Forse avevo sbagliato ad andarmene così. Avrei almeno potuto avvisare qualcuno, lasciare un biglietto, qualcosa. Se lo avessi fatto, però, non mi avrebbero lasciata partire. Ne sono più che sicura.
È un dato di fatto. Nel tentativo di proteggerci a vicenda, finiamo sempre per tarparci, in un certo senso, le ali. Ecco perché quella notte, dopo aver “litigato” con Kenshin, avevo raccolto quelle poche cose che potevano servirmi e me n’ero andata senza dire nulla a nessuno. Avevo bisogno di riflettere, di capire che cosa ero disposta a sacrificare, se i miei sentimenti o la mia salute mentale.

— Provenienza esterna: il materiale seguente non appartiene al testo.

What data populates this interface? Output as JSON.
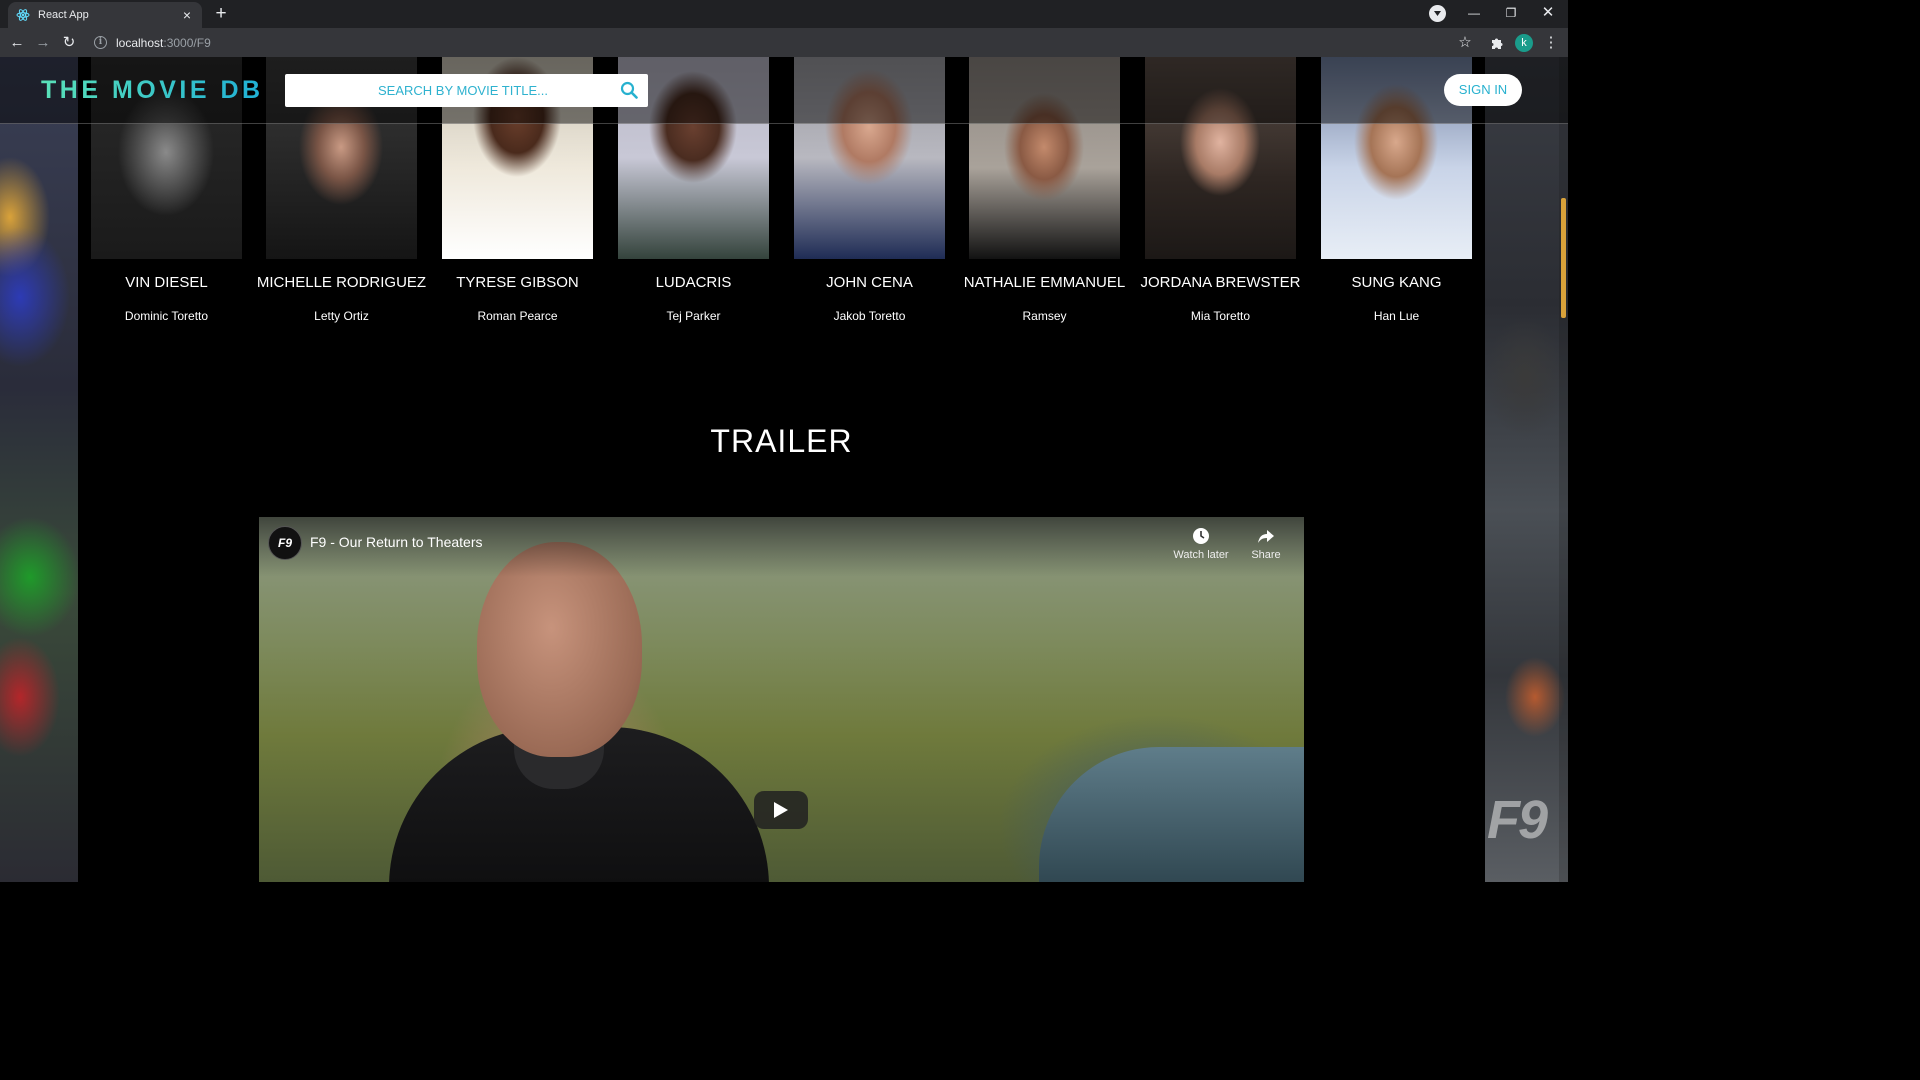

Ad ogni modo, che io abbia sbagliato o meno, sono a Chiba da quasi dieci giorni ormai e il fatto che nessuno (in special modo Kenshin) sia venuto a riprendermi significa che non hanno idea di dove sia finita. Sempre che non se ne siano lavati le mani. No, ecco, questo è un pensiero stupido.
«Kaoru, tutto bene?» La padrona di casa, nonché vecchia amica di famiglia che mi ha accolto a braccia aperte in questi giorni, dev’essersi accorta della mia aria pensierosa.
«Sì, diciamo di sì», rispondo, non troppo convinta.
«C’è qualcosa di cui vuoi parlare? Sai, per quanto la tua visita mi abbia fatto piacere faccio fatica a credere che tu sia passata di qui per puro caso», aggiunge, sedendosi accanto a me sul tatami.
Mi fisso per un momento le mani, mordicchiandomi un labbro.
«Ecco…a dire il vero…»
«C’entra un ragazzo, non è vero?» Dritta al sodo.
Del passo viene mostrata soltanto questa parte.